Het verheugt mij bijzonder dat het door uitbreiding van de aanvankelijke regeringsopdracht mogelijk is geworden, een afzonderlijk deel te wijden aan de melodieën van het Lied-boeck. Dit derde deel zal worden verzorgd door de musicoloog F.H. Matter. Van de ongeveer honderd zangwijzen waarom het in totaal gaat, is ongeveer driekwart thans bekend of reconstrueerbaar. Na een inleidende studie, waarin o.a. wordt ingegaan op de herkomst van de verschillende zangwijzen, zal in dit derde deel de reeks van melodieën volledig worden afgedrukt.
Het weergeven van de tekst uit 1622 biedt geen bijzondere problemen, behalve voorzover er maar één teken is gebruikt als hoofdletter van de i en van de j: een oud-hollandse kapitaal, die visueel tussen beide in staat, terwijl de moderne I en J onderling sterk verschillen.
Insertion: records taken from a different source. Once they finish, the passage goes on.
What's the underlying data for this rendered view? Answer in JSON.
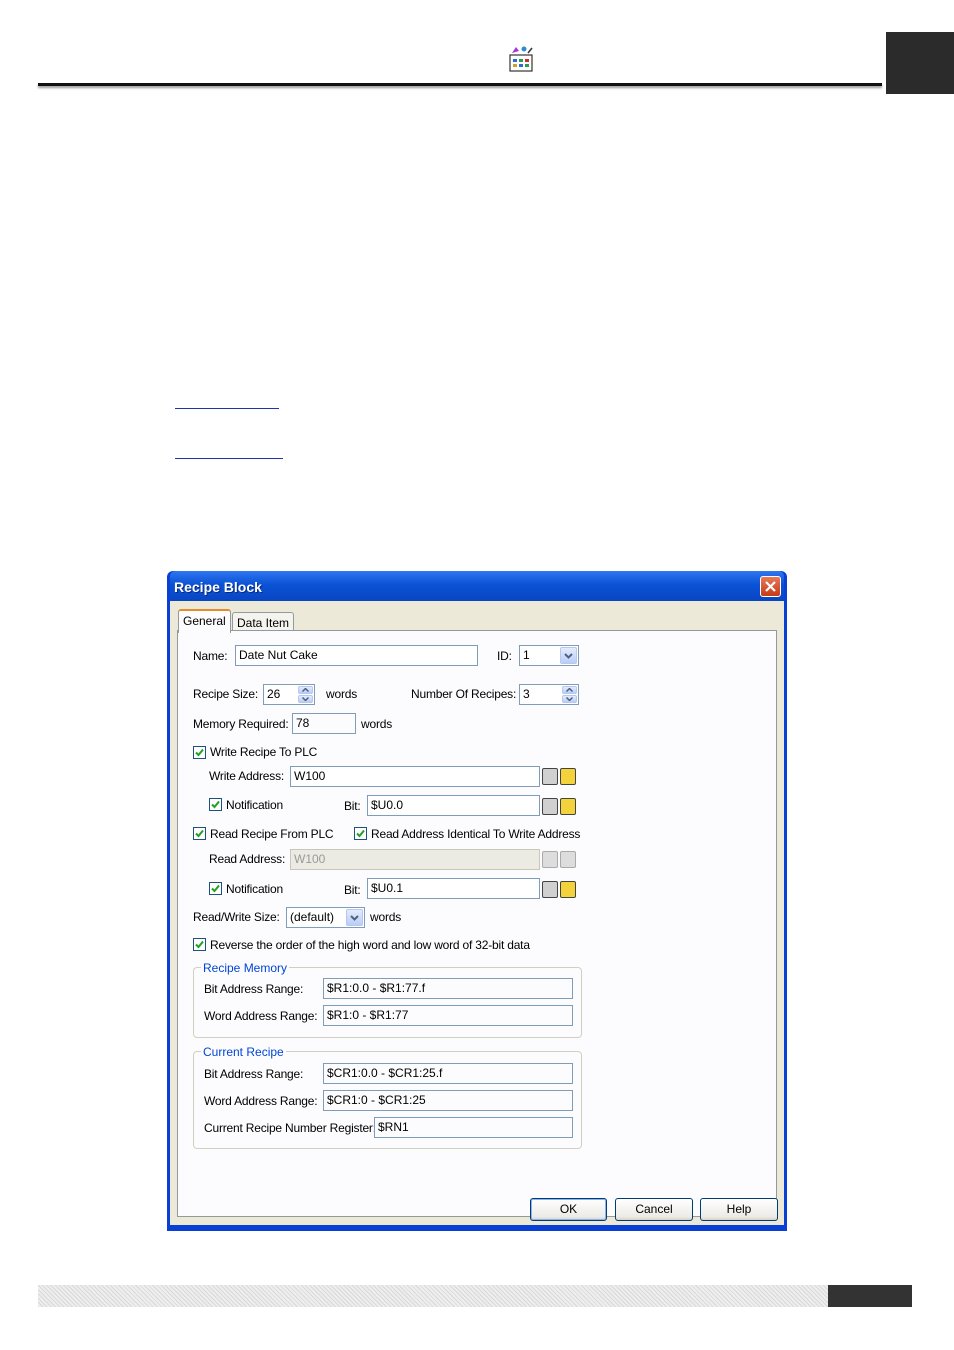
{
  "dialog": {
    "title": "Recipe Block",
    "tabs": [
      {
        "label": "General"
      },
      {
        "label": "Data Item"
      }
    ],
    "general": {
      "name_label": "Name:",
      "name_value": "Date Nut Cake",
      "id_label": "ID:",
      "id_value": "1",
      "recipe_size_label": "Recipe Size:",
      "recipe_size_value": "26",
      "words1": "words",
      "number_of_recipes_label": "Number Of Recipes:",
      "number_of_recipes_value": "3",
      "memory_required_label": "Memory Required:",
      "memory_required_value": "78",
      "words2": "words",
      "write_recipe_label": "Write Recipe To PLC",
      "write_address_label": "Write Address:",
      "write_address_value": "W100",
      "notification_label": "Notification",
      "bit_label": "Bit:",
      "write_bit_value": "$U0.0",
      "read_recipe_label": "Read Recipe From PLC",
      "read_identical_label": "Read Address Identical To Write Address",
      "read_address_label": "Read Address:",
      "read_address_value": "W100",
      "read_bit_value": "$U0.1",
      "rw_size_label": "Read/Write Size:",
      "rw_size_value": "(default)",
      "words3": "words",
      "reverse_label": "Reverse the order of the high word and low word of 32-bit data"
    },
    "recipe_memory": {
      "title": "Recipe Memory",
      "bit_range_label": "Bit Address Range:",
      "bit_range_value": "$R1:0.0 - $R1:77.f",
      "word_range_label": "Word Address Range:",
      "word_range_value": "$R1:0 - $R1:77"
    },
    "current_recipe": {
      "title": "Current Recipe",
      "bit_range_label": "Bit Address Range:",
      "bit_range_value": "$CR1:0.0 - $CR1:25.f",
      "word_range_label": "Word Address Range:",
      "word_range_value": "$CR1:0 - $CR1:25",
      "number_register_label": "Current Recipe Number Register:",
      "number_register_value": "$RN1"
    },
    "buttons": {
      "ok": "OK",
      "cancel": "Cancel",
      "help": "Help"
    }
  }
}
Aangezien noch de consequente toepassing van de I, noch die van de J tot een bevredigend resultaat leidt, is in dit geval gebruik gemaakt van beide kapitalen, met dien verstande dat de J systematisch vóor een volgende klinker is geplaatst. Dit betreft dus alleen de kapitalen; bij de onderkast, waar het gebruik van de i en de j niet steeds consequent blijkt te zijn, is niet genormaliseerd, zo min als bij andere lettertypen dan fractuur.
Eenzelfde probleem deed zich voor bij de ene kapitaal van de u en de v, die dan ook overeenkomstig het nu heersende systeem is vervangen door U of door V, uiteraard alleen voorzover het om hoofdletters in fractuur gaat.
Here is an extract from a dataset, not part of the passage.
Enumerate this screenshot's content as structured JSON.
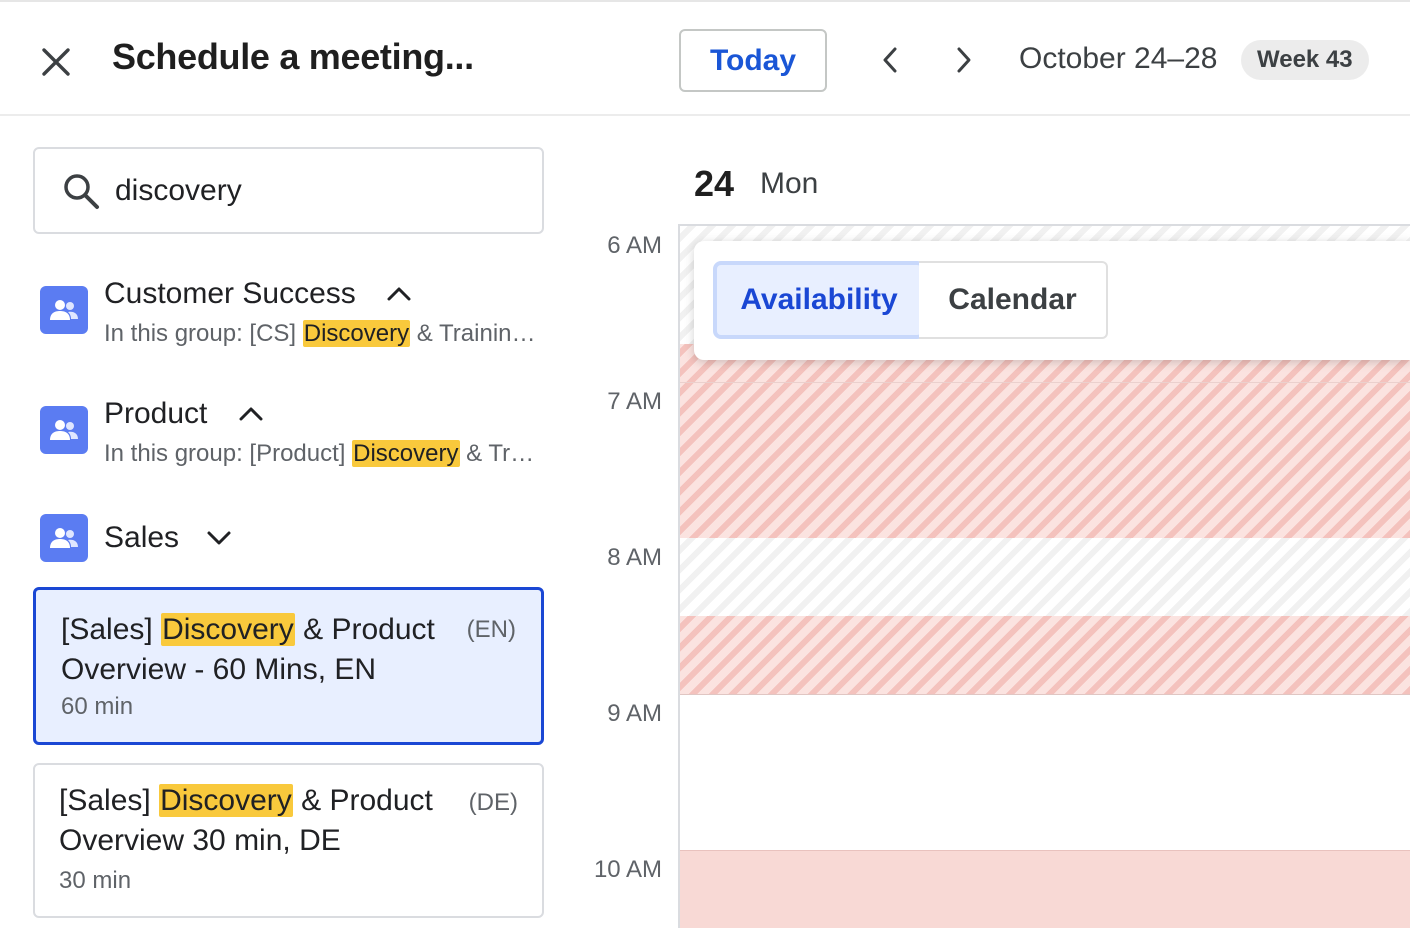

Verder gelden de onderstaande regels.
Ieder lied begint op een nieuwe bladzijde.
Alle titels worden gezet in klein kapitaal.
Alle stem-aanduidingen worden gezet in cursief.
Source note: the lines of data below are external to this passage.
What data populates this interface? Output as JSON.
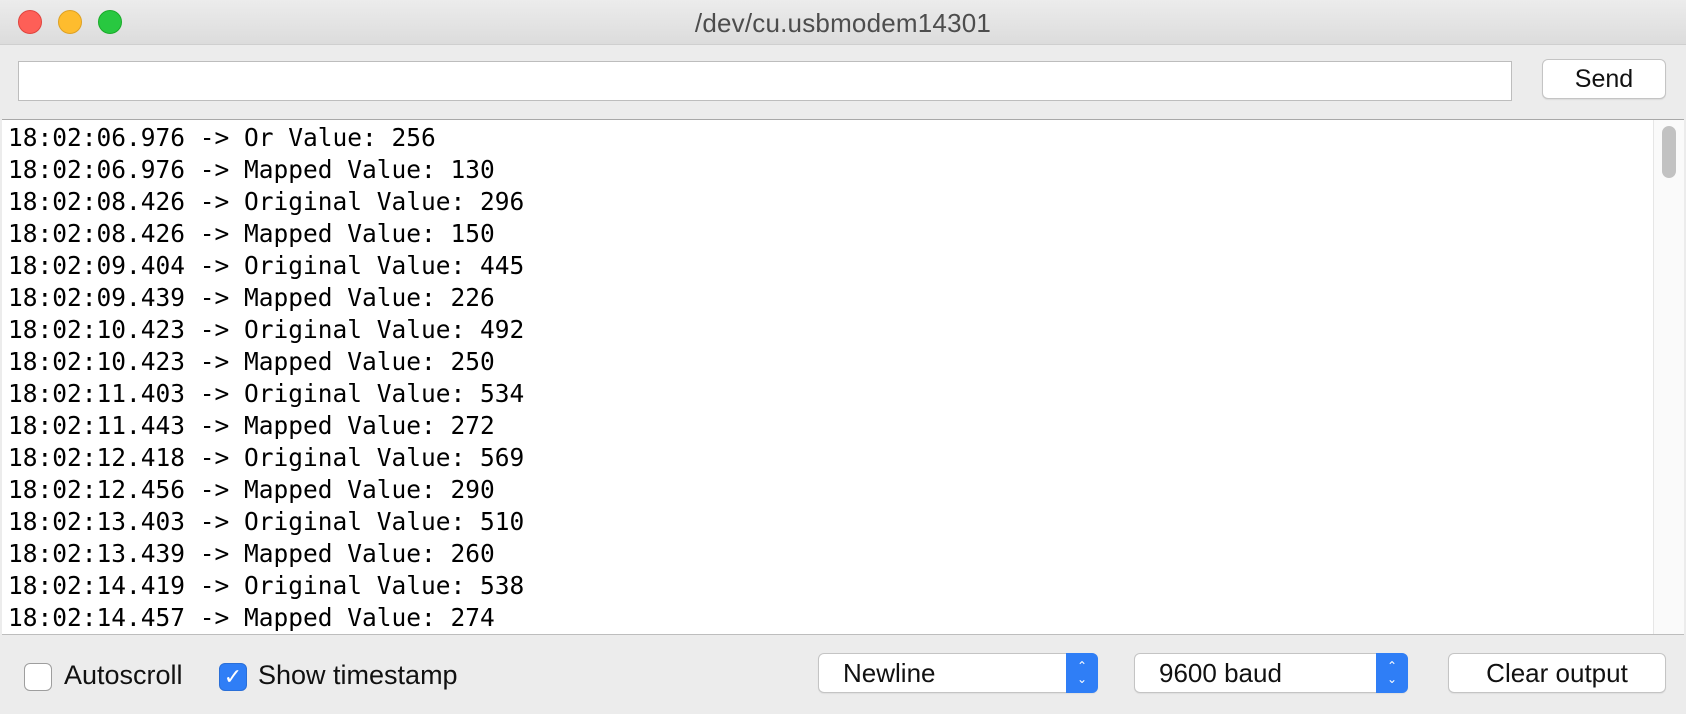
{
  "window": {
    "title": "/dev/cu.usbmodem14301"
  },
  "send": {
    "input_value": "",
    "button_label": "Send"
  },
  "output": {
    "lines": [
      "18:02:06.976 -> Or Value: 256",
      "18:02:06.976 -> Mapped Value: 130",
      "18:02:08.426 -> Original Value: 296",
      "18:02:08.426 -> Mapped Value: 150",
      "18:02:09.404 -> Original Value: 445",
      "18:02:09.439 -> Mapped Value: 226",
      "18:02:10.423 -> Original Value: 492",
      "18:02:10.423 -> Mapped Value: 250",
      "18:02:11.403 -> Original Value: 534",
      "18:02:11.443 -> Mapped Value: 272",
      "18:02:12.418 -> Original Value: 569",
      "18:02:12.456 -> Mapped Value: 290",
      "18:02:13.403 -> Original Value: 510",
      "18:02:13.439 -> Mapped Value: 260",
      "18:02:14.419 -> Original Value: 538",
      "18:02:14.457 -> Mapped Value: 274"
    ]
  },
  "controls": {
    "autoscroll": {
      "label": "Autoscroll",
      "checked": false
    },
    "show_timestamp": {
      "label": "Show timestamp",
      "checked": true,
      "check_glyph": "✓"
    },
    "line_ending": {
      "selected": "Newline"
    },
    "baud_rate": {
      "selected": "9600 baud"
    },
    "clear_button_label": "Clear output",
    "stepper_glyph_up": "⌃",
    "stepper_glyph_down": "⌄"
  },
  "colors": {
    "close": "#fe5f57",
    "minimize": "#febc2e",
    "maximize": "#28c840",
    "accent": "#2f7ef6"
  }
}
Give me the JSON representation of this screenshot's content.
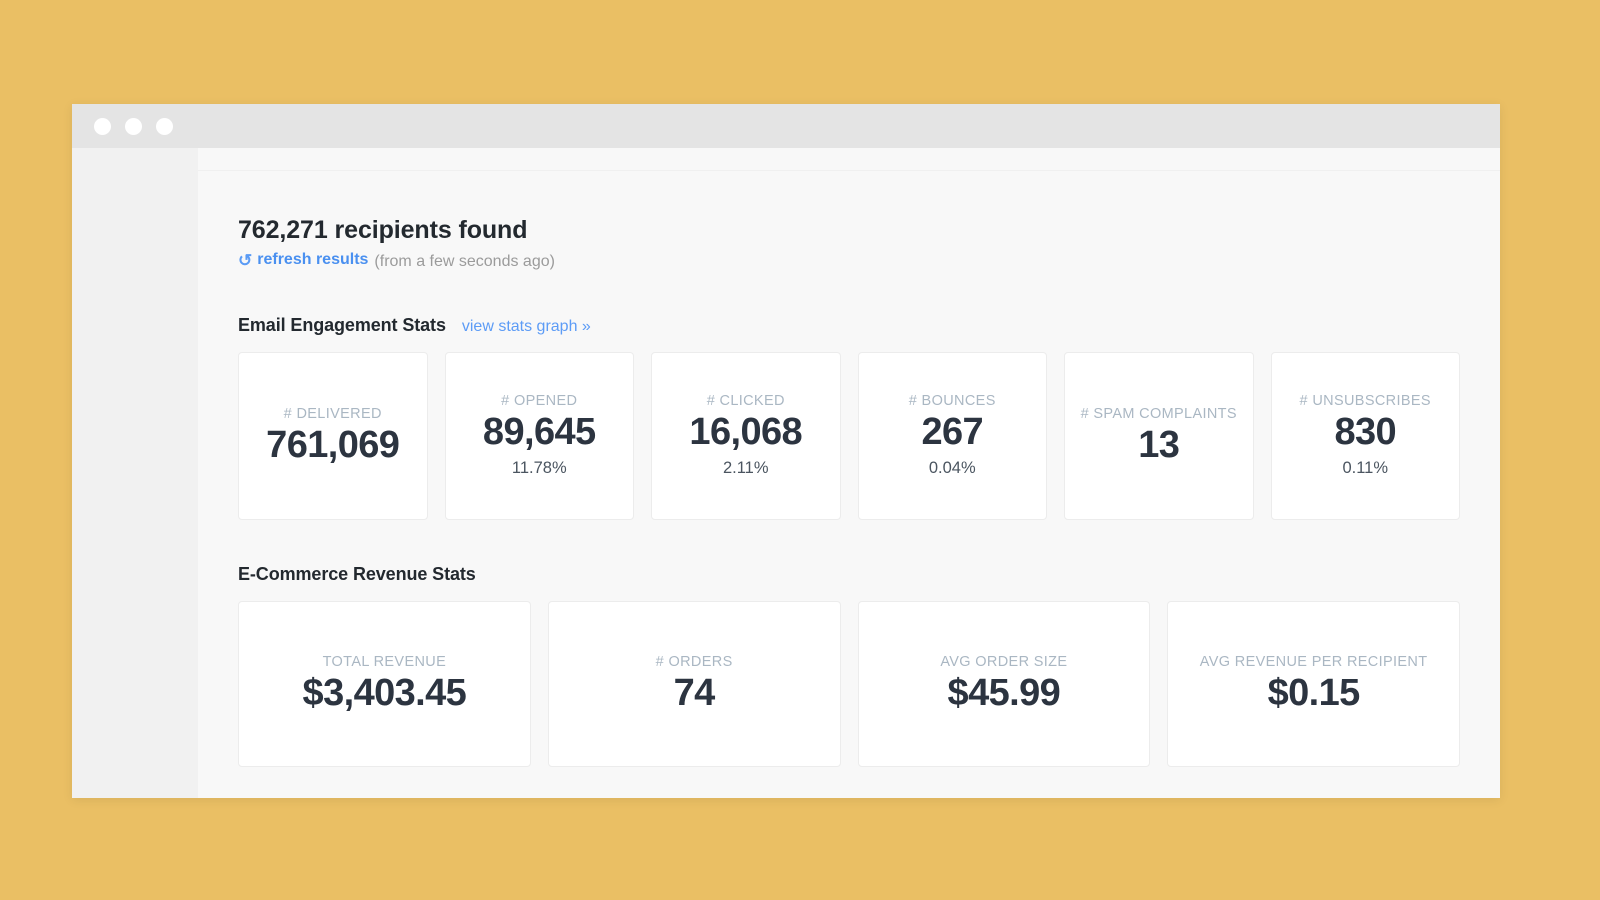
{
  "window": {
    "dots": [
      "close-dot",
      "minimize-dot",
      "maximize-dot"
    ]
  },
  "page": {
    "recipients_title": "762,271 recipients found",
    "refresh_icon": "refresh-icon",
    "refresh_label": "refresh results",
    "refresh_meta": "(from a few seconds ago)"
  },
  "engagement": {
    "title": "Email Engagement Stats",
    "link": "view stats graph »",
    "cards": [
      {
        "label": "# DELIVERED",
        "value": "761,069",
        "pct": ""
      },
      {
        "label": "# OPENED",
        "value": "89,645",
        "pct": "11.78%"
      },
      {
        "label": "# CLICKED",
        "value": "16,068",
        "pct": "2.11%"
      },
      {
        "label": "# BOUNCES",
        "value": "267",
        "pct": "0.04%"
      },
      {
        "label": "# SPAM COMPLAINTS",
        "value": "13",
        "pct": ""
      },
      {
        "label": "# UNSUBSCRIBES",
        "value": "830",
        "pct": "0.11%"
      }
    ]
  },
  "revenue": {
    "title": "E-Commerce Revenue Stats",
    "cards": [
      {
        "label": "TOTAL REVENUE",
        "value": "$3,403.45"
      },
      {
        "label": "# ORDERS",
        "value": "74"
      },
      {
        "label": "AVG ORDER SIZE",
        "value": "$45.99"
      },
      {
        "label": "AVG REVENUE PER RECIPIENT",
        "value": "$0.15"
      }
    ]
  },
  "colors": {
    "page_background": "#eabf64",
    "card_background": "#ffffff",
    "link": "#5d9cf6",
    "label": "#aab7c3",
    "value": "#2c3440"
  }
}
De bijzondere initialen en de afwijkende zetwijzen van de aanvangswoorden worden genormaliseerd.
De soms wel, soms niet, soms deels aanwezige inspringing van versregels, over-eenkomstig rijmschema en strofenbouw, vervalt, behoudens een enkele plek in een lang gedicht in alexandrijnen.
De strofen worden gescheiden door een regel wit; de meestal aanwezige nummering, soms boven de strofe geplaatst, soms ervoor, vervalt.
De onder haast elk gedicht aanwezige zinspreuk vervalt.
Om het oorspronkelijke versbeeld zoveel mogelijk te behouden, worden in de tekst geen verwijzingstekens geplaatst. Wel worden de versregels per vijftal genummerd.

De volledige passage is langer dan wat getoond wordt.